Created January 5, 2016 20:48
Show Gist options
  • Star 0 You must be signed in to star a gist
  • Fork 0 You must be signed in to fork a gist
  • Save jnthn/ba5efa779e37a7198bed to your computer and use it in GitHub Desktop.
Save jnthn/ba5efa779e37a7198bed to your computer and use it in GitHub Desktop.

Not guts, but 6: part 2

It's time for more hacking on my Perl 6 STOMP module. Today: parsing.

Pulling out the parser

Given my plans for adding a Stomp::Server to go with my Stomp::Client, I need to factor my STOMP message parser out so it can be used by both. That will be an easy refactor. First, the parser moves off into a file of its own and gets called Stomp::Parser:

grammar Stomp::Parser {
    token TOP {
        <command> \n
        [<header> \n]*
        \n
        <body>
        \n*
    }
    token command {
        < CONNECTED MESSAGE RECEIPT ERROR >
    }
    token header {
        <header-name> ":" <header-value>
    }
    token header-name {
        <-[:\r\n]>+
    }
    token header-value {
        <-[:\r\n]>*
    }
    token body {
        <-[\x0]>* )> \x0
    }
}

Then it's just a use statement and a small tweak back in Stomp::Client. Done!

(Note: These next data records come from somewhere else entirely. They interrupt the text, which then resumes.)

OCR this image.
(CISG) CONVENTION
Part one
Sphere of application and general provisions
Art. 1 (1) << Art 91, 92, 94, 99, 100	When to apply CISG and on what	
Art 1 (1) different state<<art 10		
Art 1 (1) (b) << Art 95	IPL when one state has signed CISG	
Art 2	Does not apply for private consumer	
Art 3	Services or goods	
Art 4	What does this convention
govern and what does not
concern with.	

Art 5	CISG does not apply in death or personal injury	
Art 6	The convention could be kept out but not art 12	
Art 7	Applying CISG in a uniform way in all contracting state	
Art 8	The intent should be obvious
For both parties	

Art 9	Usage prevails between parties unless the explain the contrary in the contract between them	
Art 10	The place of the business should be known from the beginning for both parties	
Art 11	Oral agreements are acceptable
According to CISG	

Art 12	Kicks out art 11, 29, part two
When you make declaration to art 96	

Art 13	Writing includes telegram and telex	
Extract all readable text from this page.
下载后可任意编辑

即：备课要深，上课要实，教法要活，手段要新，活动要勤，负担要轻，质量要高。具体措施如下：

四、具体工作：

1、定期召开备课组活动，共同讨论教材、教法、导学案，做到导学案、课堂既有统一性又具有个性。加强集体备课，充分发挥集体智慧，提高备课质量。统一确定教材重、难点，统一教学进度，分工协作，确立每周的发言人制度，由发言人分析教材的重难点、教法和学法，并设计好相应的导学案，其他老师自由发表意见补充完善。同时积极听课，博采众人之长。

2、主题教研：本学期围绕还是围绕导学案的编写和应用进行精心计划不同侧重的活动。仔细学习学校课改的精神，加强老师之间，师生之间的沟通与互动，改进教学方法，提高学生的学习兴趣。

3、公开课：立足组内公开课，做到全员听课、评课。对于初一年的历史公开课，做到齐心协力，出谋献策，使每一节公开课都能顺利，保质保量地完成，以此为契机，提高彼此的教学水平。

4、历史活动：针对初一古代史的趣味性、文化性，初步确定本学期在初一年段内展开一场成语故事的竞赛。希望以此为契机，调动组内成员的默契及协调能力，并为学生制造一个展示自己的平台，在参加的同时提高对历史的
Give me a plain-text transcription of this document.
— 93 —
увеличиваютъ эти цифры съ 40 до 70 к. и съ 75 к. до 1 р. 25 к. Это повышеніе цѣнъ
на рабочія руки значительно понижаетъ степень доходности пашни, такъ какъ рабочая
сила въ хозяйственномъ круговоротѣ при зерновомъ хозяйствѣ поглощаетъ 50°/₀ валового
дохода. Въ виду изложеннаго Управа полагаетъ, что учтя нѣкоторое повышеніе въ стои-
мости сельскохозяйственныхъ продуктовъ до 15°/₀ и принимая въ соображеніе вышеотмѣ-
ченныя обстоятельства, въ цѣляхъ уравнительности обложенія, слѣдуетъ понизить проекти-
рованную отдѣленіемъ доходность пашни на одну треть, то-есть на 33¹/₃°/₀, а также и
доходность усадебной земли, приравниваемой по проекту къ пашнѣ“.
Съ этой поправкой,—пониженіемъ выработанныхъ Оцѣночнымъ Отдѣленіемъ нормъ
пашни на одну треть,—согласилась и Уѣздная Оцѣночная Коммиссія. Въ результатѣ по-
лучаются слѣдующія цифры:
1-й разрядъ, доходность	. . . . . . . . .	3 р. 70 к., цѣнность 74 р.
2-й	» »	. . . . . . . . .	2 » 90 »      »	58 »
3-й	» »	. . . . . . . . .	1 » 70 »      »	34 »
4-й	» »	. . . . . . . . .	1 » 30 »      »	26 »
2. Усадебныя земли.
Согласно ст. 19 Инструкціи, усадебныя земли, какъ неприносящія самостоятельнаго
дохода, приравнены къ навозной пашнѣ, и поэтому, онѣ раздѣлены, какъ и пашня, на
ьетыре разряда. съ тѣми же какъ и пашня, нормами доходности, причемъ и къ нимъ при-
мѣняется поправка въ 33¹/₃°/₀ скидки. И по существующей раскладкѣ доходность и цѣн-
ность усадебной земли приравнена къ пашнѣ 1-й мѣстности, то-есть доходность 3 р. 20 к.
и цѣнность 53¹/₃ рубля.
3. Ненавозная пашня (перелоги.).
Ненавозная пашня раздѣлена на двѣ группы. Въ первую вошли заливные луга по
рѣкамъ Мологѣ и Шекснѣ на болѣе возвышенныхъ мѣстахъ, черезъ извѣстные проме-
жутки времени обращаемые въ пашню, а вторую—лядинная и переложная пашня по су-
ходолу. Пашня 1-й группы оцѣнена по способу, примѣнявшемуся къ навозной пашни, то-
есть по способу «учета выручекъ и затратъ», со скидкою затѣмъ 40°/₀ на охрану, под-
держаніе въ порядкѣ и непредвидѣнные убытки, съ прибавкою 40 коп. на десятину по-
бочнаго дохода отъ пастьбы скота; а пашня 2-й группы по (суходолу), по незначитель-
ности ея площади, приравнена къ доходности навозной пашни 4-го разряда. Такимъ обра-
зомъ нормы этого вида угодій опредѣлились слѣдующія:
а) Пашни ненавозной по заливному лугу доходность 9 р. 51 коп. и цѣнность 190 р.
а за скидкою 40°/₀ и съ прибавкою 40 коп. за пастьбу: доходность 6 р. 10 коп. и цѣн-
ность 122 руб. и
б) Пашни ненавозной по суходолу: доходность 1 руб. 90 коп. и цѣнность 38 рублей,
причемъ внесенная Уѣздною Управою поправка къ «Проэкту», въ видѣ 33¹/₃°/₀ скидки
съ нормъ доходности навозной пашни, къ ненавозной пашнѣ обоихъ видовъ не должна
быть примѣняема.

Testing parsing of commands - and a discovery

Perhaps the most basic test I should write is for being able to parse all of recognized commands, but not unrecognized ones. So, here goes:

use Test;
use Stomp::Parser;

plan 16;

my @commands = <
    SEND SUBSCRIBE UNSUBSCRIBE BEGIN COMMIT ABORT ACK NACK
    DISCONNECT CONNECT STOMP CONNECTED MESSAGE RECEIPT ERROR
>;

for @commands {
    ok Stomp::Parser.parse(qq:to/TEST/), "Can parse $_ command (no headers/body)";
        $_

        \0
        TEST
}

nok Stomp::Parser.parse(qq:to/TEST/), "Cannot parse unknown command FOO";
    FOO

    \0
    TEST

This doesn't pass yet, because it turns out the grammar only supports the commands that a server may send, not those a client may send. That's an easy fix:

token command {
    <
        SEND SUBSCRIBE UNSUBSCRIBE BEGIN COMMIT ABORT ACK NACK
        DISCONNECT CONNECT STOMP CONNECTED MESSAGE RECEIPT ERROR
    >
}

That makes me stop and think a bit, though. I just took a parser suitable for Stomp::Client and generalized it. But now it will also accept messages that a client should never expect to receive. That means I'll have to add an extra error path for them, which feels suboptimal. Thankfully, since grammars are just funky classes, I can easily introduce variants of the parser that just accept client and server commands:

grammar Stomp::Parser::ClientCommands is Stomp::Parser {
    token command {
        <
            SEND SUBSCRIBE UNSUBSCRIBE BEGIN COMMIT ABORT ACK NACK
            DISCONNECT CONNECT STOMP
        >
    }
}

grammar Stomp::Parser::ServerCommands is Stomp::Parser {
    token command {
        < CONNECTED MESSAGE RECEIPT ERROR >
    }
}

And yes, I added tests to cover these too, in the resulting commit.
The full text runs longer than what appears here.